New Book
The Firebringers by Max Adams
Reviewed by Constance Fraser

The author of this strange book has strung his account of England (or rather London and the North East) on the lives of four Martin brothers, William, Richard, John and Jonathan, from Haydon Bridge, and a series of free-thinkers – scientific as well as literary – who met at John Martin’s house in London.
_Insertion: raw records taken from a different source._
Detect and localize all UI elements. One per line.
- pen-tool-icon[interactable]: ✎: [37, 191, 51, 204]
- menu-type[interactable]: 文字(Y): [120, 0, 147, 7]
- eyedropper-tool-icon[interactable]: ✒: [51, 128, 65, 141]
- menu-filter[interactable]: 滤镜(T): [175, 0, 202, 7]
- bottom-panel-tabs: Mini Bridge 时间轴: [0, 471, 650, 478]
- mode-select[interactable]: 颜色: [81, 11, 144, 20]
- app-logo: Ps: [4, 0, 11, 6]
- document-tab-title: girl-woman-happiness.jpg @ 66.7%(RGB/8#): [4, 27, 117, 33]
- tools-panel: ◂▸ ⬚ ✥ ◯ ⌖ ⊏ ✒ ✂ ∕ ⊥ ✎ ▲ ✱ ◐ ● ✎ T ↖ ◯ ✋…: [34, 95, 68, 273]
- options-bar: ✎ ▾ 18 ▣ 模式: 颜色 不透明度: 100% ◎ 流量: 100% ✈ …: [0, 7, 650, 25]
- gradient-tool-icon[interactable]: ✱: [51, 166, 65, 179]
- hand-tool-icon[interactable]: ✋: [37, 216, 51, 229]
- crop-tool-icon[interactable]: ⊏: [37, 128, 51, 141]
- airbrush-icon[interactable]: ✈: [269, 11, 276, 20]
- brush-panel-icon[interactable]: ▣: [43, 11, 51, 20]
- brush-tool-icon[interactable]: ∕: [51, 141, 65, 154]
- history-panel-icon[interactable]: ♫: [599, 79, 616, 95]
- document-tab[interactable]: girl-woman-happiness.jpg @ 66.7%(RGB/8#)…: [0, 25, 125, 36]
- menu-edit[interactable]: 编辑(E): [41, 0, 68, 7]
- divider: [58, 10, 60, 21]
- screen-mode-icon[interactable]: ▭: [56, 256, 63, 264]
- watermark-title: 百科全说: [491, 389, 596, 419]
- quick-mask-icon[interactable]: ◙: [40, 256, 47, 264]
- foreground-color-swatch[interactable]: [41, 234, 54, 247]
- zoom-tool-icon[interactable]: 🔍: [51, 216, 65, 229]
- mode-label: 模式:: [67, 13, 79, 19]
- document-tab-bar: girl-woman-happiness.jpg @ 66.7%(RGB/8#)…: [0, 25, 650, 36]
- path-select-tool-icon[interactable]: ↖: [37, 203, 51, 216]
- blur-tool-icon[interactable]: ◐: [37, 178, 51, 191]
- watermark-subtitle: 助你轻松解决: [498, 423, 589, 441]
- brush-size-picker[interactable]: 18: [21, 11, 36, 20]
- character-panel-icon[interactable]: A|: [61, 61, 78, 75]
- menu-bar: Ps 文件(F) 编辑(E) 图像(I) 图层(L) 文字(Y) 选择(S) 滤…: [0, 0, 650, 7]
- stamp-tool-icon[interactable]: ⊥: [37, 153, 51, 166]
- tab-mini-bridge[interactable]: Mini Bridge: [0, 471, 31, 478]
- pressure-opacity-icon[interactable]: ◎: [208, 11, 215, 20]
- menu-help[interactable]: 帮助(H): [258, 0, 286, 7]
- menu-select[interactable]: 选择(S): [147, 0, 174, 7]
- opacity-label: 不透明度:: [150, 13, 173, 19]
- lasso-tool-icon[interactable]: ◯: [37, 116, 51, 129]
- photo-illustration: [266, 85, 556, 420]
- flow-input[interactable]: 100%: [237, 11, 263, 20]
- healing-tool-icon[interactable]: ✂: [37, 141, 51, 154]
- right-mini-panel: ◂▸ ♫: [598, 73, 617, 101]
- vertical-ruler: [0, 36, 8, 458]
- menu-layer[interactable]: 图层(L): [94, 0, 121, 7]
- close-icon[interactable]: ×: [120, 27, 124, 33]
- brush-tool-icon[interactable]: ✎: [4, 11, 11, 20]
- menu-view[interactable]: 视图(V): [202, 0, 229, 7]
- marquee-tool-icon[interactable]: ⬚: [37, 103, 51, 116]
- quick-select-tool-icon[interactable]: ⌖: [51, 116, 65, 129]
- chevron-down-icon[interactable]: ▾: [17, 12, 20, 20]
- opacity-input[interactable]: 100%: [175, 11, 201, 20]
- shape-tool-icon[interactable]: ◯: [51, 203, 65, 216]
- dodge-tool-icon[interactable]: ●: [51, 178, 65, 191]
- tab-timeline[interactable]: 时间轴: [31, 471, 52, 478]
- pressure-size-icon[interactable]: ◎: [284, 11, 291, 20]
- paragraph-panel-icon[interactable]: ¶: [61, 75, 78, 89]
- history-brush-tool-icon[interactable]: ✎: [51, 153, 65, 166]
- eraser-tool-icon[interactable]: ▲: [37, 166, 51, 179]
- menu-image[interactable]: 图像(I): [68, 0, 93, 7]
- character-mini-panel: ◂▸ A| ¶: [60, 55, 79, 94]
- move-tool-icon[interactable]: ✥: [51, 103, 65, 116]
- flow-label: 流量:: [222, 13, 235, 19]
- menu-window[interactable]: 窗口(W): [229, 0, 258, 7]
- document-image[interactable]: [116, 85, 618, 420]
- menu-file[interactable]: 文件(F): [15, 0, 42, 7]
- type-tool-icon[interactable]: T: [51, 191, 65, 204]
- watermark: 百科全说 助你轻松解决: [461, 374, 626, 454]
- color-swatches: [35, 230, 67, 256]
These he describes as Prometheans – the eponymous ‘Firebringers’. Readers living in the North East can find the germs of local history in accounts of colliery-disasters and the search for a safety-lamp. (George Stephenson is firmly put in his place.) While there are the set-pieces of Jonathan Martin’s firing of York Minster and John Martin’s struggle to gain recognition for his epic canvases, there is a kaleidoscope of titanic struggles to hammer out their scientific problems as Humphry Davy, Michael Faraday, Marc and Isambard Kingdom Brunel, Charles Babbage, Charles Wheatstone, Joseph Bramah and Henry Maudslay. Turner appears for the arts, Caroline Norton for women’s rights, Mary Shelley for science fiction and a host of politicians from Brougham and Melbourne to Leopold of Saxe-Coburg-Saalfeld fight their corner. The juxtaposition of biographies and the speed of the narrative can be bewildering! Personally and as a non-scientist I should have found a series of diagrams to explain the many technical points in the earlier chapters very helpful.